Given the following two queries:
Query #1
SELECT log.id
FROM log
WHERE user_id IN
(188858, 188886, 189854, 203623, 204072)
and type in (14, 15, 17)
ORDER BY log.id DESC
LIMIT 25 OFFSET 0;
Query #2 - 4 IDs instead 5
SELECT log.id
FROM log
WHERE user_id IN
(188858, 188886, 189854, 203623)
and type in (14, 15, 17)
ORDER BY log.id DESC
LIMIT 25 OFFSET 0;
Explain Plan
-- Query #1
1 SIMPLE log range idx_user_id_and_log_id idx_user_id_and_log_id 4 41280 Using index condition; Using where; Using filesort
-- Query #2
1 SIMPLE log index idx_user_id_and_log_id PRIMARY 4 53534 Using where
Why the addition of a single ID makes the execution plan so different?

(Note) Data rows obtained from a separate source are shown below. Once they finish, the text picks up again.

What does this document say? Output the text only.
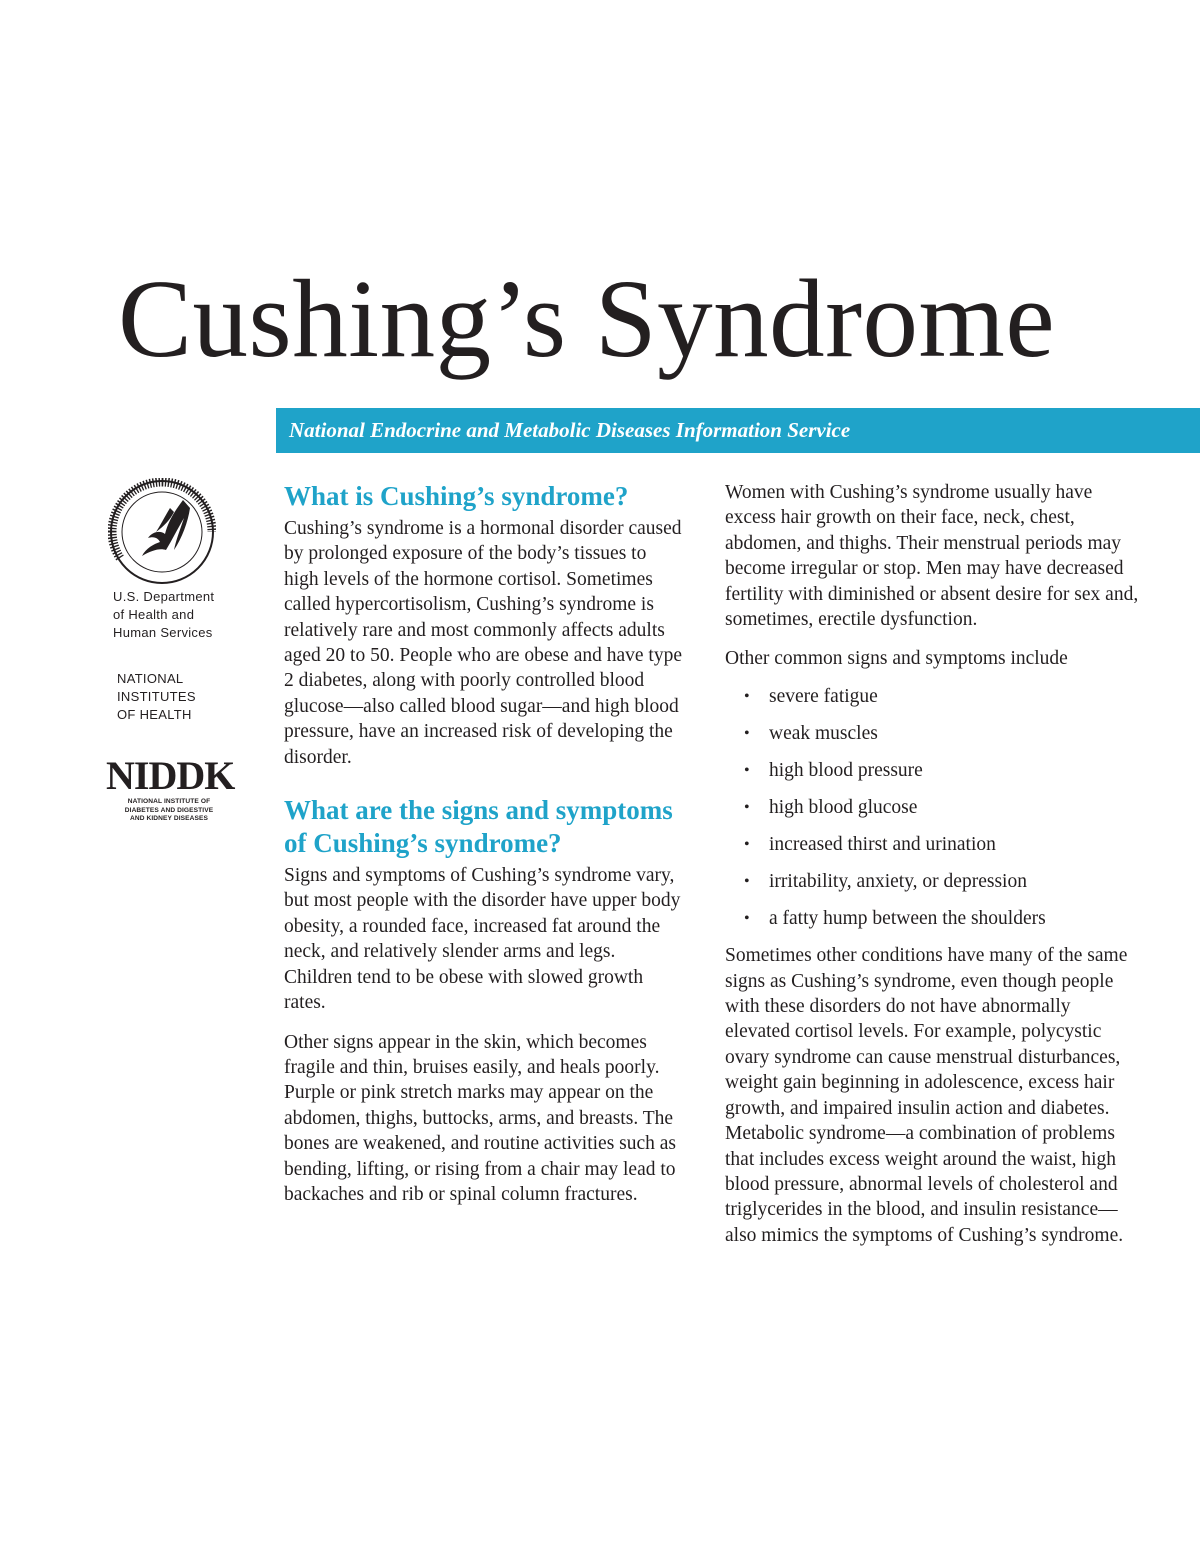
Cushing’s Syndrome
National Endocrine and Metabolic Diseases Information Service
U.S. Department
of Health and
Human Services
NATIONAL
INSTITUTES
OF HEALTH
NIDDK
NATIONAL INSTITUTE OF
DIABETES AND DIGESTIVE
AND KIDNEY DISEASES
What is Cushing’s syndrome?

Cushing’s syndrome is a hormonal disorder caused by prolonged exposure of the body’s tissues to high levels of the hormone cortisol. Sometimes called hypercortisolism, Cushing’s syndrome is relatively rare and most commonly affects adults aged 20 to 50. People who are obese and have type 2 diabetes, along with poorly controlled blood glucose—also called blood sugar—and high blood pressure, have an increased risk of developing the disorder.

What are the signs and symptoms of Cushing’s syndrome?

Signs and symptoms of Cushing’s syndrome vary, but most people with the disorder have upper body obesity, a rounded face, increased fat around the neck, and relatively slender arms and legs. Children tend to be obese with slowed growth rates.

Other signs appear in the skin, which becomes fragile and thin, bruises easily, and heals poorly. Purple or pink stretch marks may appear on the abdomen, thighs, buttocks, arms, and breasts. The bones are weakened, and routine activities such as bending, lifting, or rising from a chair may lead to backaches and rib or spinal column fractures.

Women with Cushing’s syndrome usually have excess hair growth on their face, neck, chest, abdomen, and thighs. Their menstrual periods may become irregular or stop. Men may have decreased fertility with diminished or absent desire for sex and, sometimes, erectile dysfunction.

Other common signs and symptoms include

• severe fatigue
• weak muscles
• high blood pressure
• high blood glucose
• increased thirst and urination
• irritability, anxiety, or depression
• a fatty hump between the shoulders

Sometimes other conditions have many of the same signs as Cushing’s syndrome, even though people with these disorders do not have abnormally elevated cortisol levels. For example, polycystic ovary syndrome can cause menstrual disturbances, weight gain beginning in adolescence, excess hair growth, and impaired insulin action and diabetes. Metabolic syndrome—a combination of problems that includes excess weight around the waist, high blood pressure, abnormal levels of cholesterol and triglycerides in the blood, and insulin resistance—also mimics the symptoms of Cushing’s syndrome.
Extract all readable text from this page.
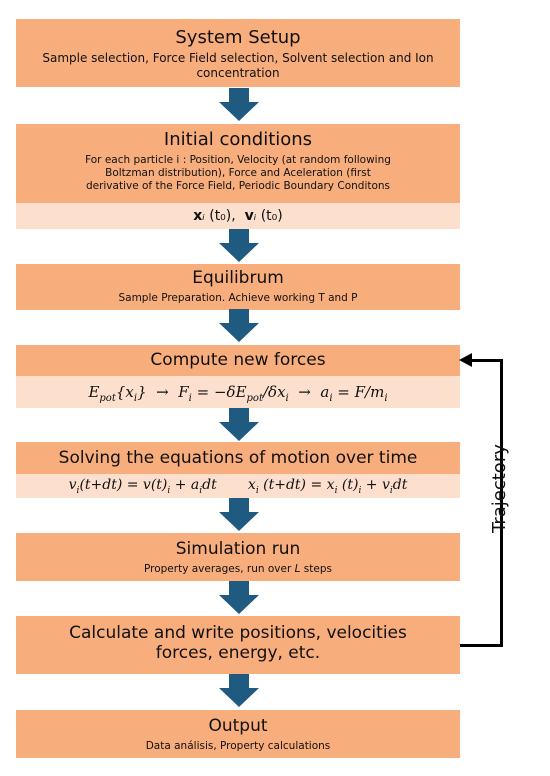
System Setup
Sample selection, Force Field selection, Solvent selection and Ion concentration
Initial conditions
For each particle i : Position, Velocity (at random following Boltzman distribution), Force and Aceleration (first derivative of the Force Field, Periodic Boundary Conditons
xᵢ (t₀),  vᵢ (t₀)
Equilibrum
Sample Preparation. Achieve working T and P
Compute new forces
$E_{pot}\{x_i\} \to F_i = -\delta E_{pot}/\delta x_i \to a_i = F/m_i$
Solving the equations of motion over time
$v_i(t+dt) = v(t)_i + a_idt$       $x_i$ $(t+dt) = x_i$ $(t)_i + v_idt$
Simulation run
Property averages, run over L steps
Calculate and write positions, velocities forces, energy, etc.
Output
Data análisis, Property calculations
Trajectory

I'm talking about a difference in time of milliseconds to ~1 minute. I thought that it could be related to the eq_range_index_dive_limit
parameters, but it's bellow 10 anyway (the default). I know that I can force the usage of the index instead of the clustered index
, but I wanted to know why MySQL decided that.
Should I try to understand that? Or sometimes it's not possible to understand query planner decisions?
Extra Details
- Table Size: 11GB
- Rows: 108 Million
- MySQL: 5.6.7
- Doesn't matter which ID is removed from the IN clause.